Last week, we did a post on how our experience taught us that children find it difficult to say Thank You and Sorry as they grow older, and how Sorry was somewhat tougher to express as compared to Thank You. This week, we shall try to cover some basic tips which we as guardians (parents, grandparents, educators, caregivers) can incorporate into our daily routine, and as a matter of habit, to help inculcate a sense of ease in children when it comes to gratitude as well as regret.
HOW TO NORMALIZE SORRY AND THANK YOU
Make thank you and sorry a part of the regular conversation
Talk about different circumstances under which you may need to thank or apologize. You can turn this into a game. Give your child a situation, and ask them how they would react.
Don't hesitate to say thank you or sorry around your child. Whether this is at home (to your partner, to your child, to your domestic help, to your parents, to guests), at the market, in the park, if the situation warrants it.
Make your child's educators a party to this situation
Let this learning go in tandem at home and school. It is very important for you and your child's teachers to be on the same page. To this end, be open to their feedback as much as they should be open to yours.
Let me share something we have recently started at Morning Glorie's online preschool in India.
"Thank you God for the world so sweet,
Thank you God for the food we eat.
Thank you God for the birds that sing,
Thank you God for everything."
This is a very basic prayer, that we started doing at Morning Glorie's online preschool in India recently. It's very simple, kids love to learn it, and it talks about some very simple stuff we can be thankful for. We add on to it being thankful for our parents, or for the flowers in the garden and so on.
You can do something similar at home as well. Many households already start the day, or end the day with a prayer. A lot of our children know basic shlokas because they are done at home, or even at Morning Glorie. You can add a simple prayer in a language they understand.
Control your own reactions
Don't express anger if your child doesn't react appropriately. Ignore at that time, and talk about it with them later. Chances are, if you give them adequate time, they will have forgotten the specific incident, and not be on the defensive.
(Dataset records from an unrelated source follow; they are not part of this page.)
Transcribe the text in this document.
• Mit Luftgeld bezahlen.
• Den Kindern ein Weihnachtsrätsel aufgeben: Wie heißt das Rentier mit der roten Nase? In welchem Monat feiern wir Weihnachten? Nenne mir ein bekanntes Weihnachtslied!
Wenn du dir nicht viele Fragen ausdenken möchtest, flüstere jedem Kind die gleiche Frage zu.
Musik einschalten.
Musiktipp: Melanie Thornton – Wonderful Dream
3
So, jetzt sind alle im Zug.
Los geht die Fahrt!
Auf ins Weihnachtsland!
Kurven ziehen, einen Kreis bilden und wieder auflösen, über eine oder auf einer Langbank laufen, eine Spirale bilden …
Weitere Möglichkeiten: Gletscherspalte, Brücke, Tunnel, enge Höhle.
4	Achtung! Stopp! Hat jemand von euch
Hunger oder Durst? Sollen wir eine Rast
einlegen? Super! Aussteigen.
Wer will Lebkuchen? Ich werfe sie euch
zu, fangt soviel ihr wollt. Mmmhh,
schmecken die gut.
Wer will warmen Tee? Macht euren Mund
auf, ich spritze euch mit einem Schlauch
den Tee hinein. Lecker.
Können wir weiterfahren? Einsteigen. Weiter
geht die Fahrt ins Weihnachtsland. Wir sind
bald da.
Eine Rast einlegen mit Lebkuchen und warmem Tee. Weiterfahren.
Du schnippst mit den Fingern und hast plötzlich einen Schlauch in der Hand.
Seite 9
This is possibly the most important as well as toughest thing you can do for them. Be especially sure to not react adversely when there are other people around. If you feel that the situation demands your immediate attention (specially true when it's a SORRY situation), and your child isn't reacting as they should, calmly ask them to step away. Insisting on their saying sorry may only lead them to adversely react to you as well, which is not going to help matters. If you need to, apologize for their behaviour to the aggrieved party to diffuse the situation. When your child is calmer, you can have a frank discussion with them, and get them to apologize to the concerned party.
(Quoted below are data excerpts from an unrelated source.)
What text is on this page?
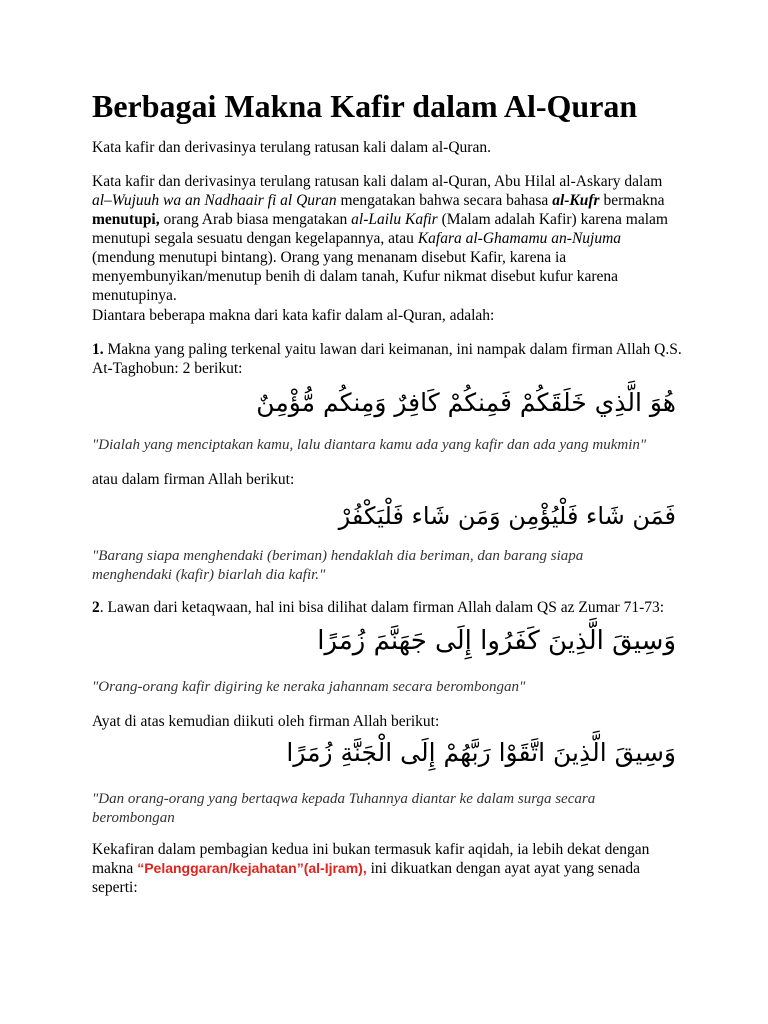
Berbagai Makna Kafir dalam Al-Quran

Kata kafir dan derivasinya terulang ratusan kali dalam al-Quran.

Kata kafir dan derivasinya terulang ratusan kali dalam al-Quran, Abu Hilal al-Askary dalam al–Wujuuh wa an Nadhaair fi al Quran mengatakan bahwa secara bahasa al-Kufr bermakna menutupi, orang Arab biasa mengatakan al-Lailu Kafir (Malam adalah Kafir) karena malam menutupi segala sesuatu dengan kegelapannya, atau Kafara al-Ghamamu an-Nujuma (mendung menutupi bintang). Orang yang menanam disebut Kafir, karena ia menyembunyikan/menutup benih di dalam tanah, Kufur nikmat disebut kufur karena menutupinya.

Diantara beberapa makna dari kata kafir dalam al-Quran, adalah:

1. Makna yang paling terkenal yaitu lawan dari keimanan, ini nampak dalam firman Allah Q.S. At-Taghobun: 2 berikut:

هُوَ الَّذِي خَلَقَكُمْ فَمِنكُمْ كَافِرٌ وَمِنكُم مُّؤْمِنٌ

"Dialah yang menciptakan kamu, lalu diantara kamu ada yang kafir dan ada yang mukmin"

atau dalam firman Allah berikut:

فَمَن شَاء فَلْيُؤْمِن وَمَن شَاء فَلْيَكْفُرْ

"Barang siapa menghendaki (beriman) hendaklah dia beriman, dan barang siapa menghendaki (kafir) biarlah dia kafir."

2. Lawan dari ketaqwaan, hal ini bisa dilihat dalam firman Allah dalam QS az Zumar 71-73:

وَسِيقَ الَّذِينَ كَفَرُوا إِلَى جَهَنَّمَ زُمَرًا

"Orang-orang kafir digiring ke neraka jahannam secara berombongan"

Ayat di atas kemudian diikuti oleh firman Allah berikut:

وَسِيقَ الَّذِينَ اتَّقَوْا رَبَّهُمْ إِلَى الْجَنَّةِ زُمَرًا

"Dan orang-orang yang bertaqwa kepada Tuhannya diantar ke dalam surga secara berombongan

Kekafiran dalam pembagian kedua ini bukan termasuk kafir aqidah, ia lebih dekat dengan makna “Pelanggaran/kejahatan”(al-Ijram), ini dikuatkan dengan ayat ayat yang senada seperti:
The same holds for thank you as well.
Remember to be Fair
It is understandable and only right that your child knows that you are in their corner - always. You are there to support them, in good times, and in bad. Having said that, you must try to be fair in recognizing where your child stands vis a vis the other party under the circumstances - whether it is a thank you scenario, or a sorry scenario. Don't rush to a conclusion one way or the other.
Sometimes, it may be difficult to accept that your child may be in the wrong. It is an instinct. Learn to trust a neutral party's assessment of the situation - this may be a grandparent, or a teacher at preschool or school or daycare. Instead of going on the defensive yourself, hear out the whole situation, and try to rationalize. This is good for your child in the long run, and they are able to escape a sense of entitlement.
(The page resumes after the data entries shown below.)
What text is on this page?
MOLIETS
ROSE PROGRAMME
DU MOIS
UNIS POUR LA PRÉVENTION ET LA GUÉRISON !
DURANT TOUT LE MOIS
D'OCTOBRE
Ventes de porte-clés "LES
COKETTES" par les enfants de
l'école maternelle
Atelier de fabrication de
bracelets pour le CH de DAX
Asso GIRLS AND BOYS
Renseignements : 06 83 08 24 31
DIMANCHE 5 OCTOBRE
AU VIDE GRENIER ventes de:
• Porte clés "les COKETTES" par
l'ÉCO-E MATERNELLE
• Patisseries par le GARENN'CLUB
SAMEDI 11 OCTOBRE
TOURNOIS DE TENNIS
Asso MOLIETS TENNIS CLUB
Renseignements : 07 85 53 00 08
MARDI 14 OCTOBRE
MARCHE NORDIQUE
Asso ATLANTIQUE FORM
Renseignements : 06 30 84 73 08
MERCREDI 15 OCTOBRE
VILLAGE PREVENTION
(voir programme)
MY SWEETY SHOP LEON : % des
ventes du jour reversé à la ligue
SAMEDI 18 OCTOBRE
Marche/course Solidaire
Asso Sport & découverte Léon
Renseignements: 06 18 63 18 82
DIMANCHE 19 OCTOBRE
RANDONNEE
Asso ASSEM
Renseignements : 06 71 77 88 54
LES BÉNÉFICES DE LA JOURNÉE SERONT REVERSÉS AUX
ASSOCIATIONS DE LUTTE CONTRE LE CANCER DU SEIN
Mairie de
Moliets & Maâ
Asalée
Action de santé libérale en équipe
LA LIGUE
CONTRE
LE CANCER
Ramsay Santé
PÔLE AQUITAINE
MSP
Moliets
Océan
Maintain a Balance Between the Thank You and the Sorry
As social beings, we sometimes fall into the trap of harping on the negatives and forgetting the positives. We tend to focus on what those around us, including the children, are doing wrong, while taking for granted all that they are doing right. So it may happen that we are noticing when they are not saying sorry, while ignoring when they are saying thank you. While focusing on the Sorry, don't forget about that Thank You. And while gently working on including both phrases in your child's life, don't forget about acknowledging all the right that they do.
Remember, positive reinforcement works best in getting the desired results.